The hoiho, the bird supported by both former Dunedin mayor Dave Cull and incumbent Aaron Hawkins, won the STV election, beating its closest competitor, the kakapo.
It was the first win for a seabird in the competition's 14-year history, after 43,460 votes were cast.
The hoiho's nests numbered only 225 last year, and just 162 this year.
It faces numerous threats, including warming oceans leading to changes in food availability, bottom trawling damaging feeding grounds, being caught in fishing nets, and disturbance from humans.
Dunedin city councillor and wildlife hospital trust chairman Steve Walker was overjoyed with the win.

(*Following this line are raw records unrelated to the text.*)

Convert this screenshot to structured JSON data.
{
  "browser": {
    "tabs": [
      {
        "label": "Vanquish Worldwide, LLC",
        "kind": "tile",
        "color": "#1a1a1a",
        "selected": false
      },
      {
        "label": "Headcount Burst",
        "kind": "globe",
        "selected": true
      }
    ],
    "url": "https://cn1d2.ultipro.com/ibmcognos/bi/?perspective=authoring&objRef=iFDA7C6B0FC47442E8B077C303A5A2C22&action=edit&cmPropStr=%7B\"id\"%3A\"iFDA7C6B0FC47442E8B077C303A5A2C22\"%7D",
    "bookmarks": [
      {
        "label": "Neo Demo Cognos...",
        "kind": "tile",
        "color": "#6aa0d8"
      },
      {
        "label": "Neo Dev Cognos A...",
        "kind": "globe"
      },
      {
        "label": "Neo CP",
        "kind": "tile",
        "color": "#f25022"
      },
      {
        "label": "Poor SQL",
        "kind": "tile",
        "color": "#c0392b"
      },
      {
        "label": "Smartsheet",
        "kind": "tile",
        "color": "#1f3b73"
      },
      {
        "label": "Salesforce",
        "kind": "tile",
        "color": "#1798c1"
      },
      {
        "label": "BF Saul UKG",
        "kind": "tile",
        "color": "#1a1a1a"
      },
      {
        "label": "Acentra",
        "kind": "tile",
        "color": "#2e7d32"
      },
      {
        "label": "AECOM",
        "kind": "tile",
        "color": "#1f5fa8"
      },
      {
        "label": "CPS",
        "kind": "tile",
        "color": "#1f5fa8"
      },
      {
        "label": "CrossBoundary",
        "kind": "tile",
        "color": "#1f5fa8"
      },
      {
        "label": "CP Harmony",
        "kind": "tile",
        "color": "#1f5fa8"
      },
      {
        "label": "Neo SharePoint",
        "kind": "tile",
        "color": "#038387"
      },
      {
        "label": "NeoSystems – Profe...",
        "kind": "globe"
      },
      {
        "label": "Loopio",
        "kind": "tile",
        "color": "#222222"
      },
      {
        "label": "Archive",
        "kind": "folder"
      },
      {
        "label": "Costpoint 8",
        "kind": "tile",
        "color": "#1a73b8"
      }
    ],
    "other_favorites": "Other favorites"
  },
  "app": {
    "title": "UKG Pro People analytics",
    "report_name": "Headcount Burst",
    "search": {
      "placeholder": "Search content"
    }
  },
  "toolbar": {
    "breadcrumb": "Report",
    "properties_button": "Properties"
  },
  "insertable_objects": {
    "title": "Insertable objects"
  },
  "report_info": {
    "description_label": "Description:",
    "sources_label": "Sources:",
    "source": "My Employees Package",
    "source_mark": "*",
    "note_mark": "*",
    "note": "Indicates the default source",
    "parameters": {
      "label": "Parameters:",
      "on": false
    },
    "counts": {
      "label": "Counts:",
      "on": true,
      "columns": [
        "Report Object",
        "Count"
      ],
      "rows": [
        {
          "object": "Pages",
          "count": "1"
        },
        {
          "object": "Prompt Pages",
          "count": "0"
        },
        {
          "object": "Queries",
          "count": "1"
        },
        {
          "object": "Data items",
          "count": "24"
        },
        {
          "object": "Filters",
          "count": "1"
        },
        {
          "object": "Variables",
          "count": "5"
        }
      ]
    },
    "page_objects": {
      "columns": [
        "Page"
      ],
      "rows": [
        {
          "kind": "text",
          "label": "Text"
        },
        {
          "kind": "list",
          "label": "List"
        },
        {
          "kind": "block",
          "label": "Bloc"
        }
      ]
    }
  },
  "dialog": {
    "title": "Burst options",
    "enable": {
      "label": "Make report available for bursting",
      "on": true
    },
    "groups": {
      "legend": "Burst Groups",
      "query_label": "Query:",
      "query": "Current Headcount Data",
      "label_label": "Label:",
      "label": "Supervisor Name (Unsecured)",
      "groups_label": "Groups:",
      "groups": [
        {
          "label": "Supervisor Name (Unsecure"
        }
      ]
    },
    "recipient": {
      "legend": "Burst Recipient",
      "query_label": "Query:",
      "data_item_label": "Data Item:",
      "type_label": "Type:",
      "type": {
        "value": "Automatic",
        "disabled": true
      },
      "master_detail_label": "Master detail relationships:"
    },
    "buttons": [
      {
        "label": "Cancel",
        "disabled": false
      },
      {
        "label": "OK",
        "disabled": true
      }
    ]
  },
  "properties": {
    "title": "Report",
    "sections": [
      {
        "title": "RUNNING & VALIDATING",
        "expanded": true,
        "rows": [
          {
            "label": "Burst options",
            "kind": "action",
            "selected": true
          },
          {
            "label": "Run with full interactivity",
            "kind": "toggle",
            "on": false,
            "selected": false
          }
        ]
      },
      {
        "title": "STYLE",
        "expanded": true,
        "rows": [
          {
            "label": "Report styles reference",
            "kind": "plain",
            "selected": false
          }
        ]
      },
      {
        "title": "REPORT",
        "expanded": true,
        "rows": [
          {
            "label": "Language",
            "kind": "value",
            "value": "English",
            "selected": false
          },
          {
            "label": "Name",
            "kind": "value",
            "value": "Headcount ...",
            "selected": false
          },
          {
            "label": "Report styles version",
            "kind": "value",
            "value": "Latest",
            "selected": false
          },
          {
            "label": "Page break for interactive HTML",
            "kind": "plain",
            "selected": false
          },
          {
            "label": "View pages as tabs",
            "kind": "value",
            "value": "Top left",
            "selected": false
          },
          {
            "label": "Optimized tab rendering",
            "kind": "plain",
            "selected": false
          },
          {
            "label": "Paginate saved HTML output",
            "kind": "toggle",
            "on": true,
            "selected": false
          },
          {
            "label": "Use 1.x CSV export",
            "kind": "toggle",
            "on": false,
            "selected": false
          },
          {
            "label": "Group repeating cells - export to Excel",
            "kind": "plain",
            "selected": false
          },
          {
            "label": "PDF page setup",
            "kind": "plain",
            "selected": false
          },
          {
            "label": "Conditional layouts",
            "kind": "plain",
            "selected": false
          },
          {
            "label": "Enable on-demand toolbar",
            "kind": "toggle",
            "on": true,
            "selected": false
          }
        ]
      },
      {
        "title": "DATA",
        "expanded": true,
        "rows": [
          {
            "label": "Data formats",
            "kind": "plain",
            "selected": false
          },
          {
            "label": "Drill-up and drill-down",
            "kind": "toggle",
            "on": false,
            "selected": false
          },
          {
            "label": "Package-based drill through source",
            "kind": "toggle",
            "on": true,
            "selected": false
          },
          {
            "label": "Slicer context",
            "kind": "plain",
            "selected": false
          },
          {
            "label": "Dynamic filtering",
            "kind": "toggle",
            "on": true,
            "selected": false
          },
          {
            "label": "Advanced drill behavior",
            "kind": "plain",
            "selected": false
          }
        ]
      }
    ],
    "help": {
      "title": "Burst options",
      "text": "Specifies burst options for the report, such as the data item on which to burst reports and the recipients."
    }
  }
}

Cr Walker has been active on social media in support of Team Hoiho, a group of conservationists, science communicators and students who pushed for the hoiho to win the Forest & Bird competition.
He hoped the extra publicity could help attract funding to save the bird.
Mayor Aaron Hawkins said it was "great to get some good news'' after a weekend of fires.
Mr Hawkins said to outsiders it might seem Bird of the Year was taken too seriously, and campaigning had become more sophisticated recently.
However, the real message from the competition was many species were under threat.
The win would help shine a spotlight on the hoiho, "so that we can think a bit more about how we can assure its survival''.
University of Otago zoologists Prof Phil Seddon and Assoc Prof Yolanda van Heezik, welcomed a spotlight on the "dire state'' of the mainland hoiho population.
Assoc Prof van Heezik said no one thing would turn the situation around.
However, she wanted to see more regulation to stop by-catch in the fishing industry, although she recognised that was a difficult political decision that would affect the livelihood of fishers.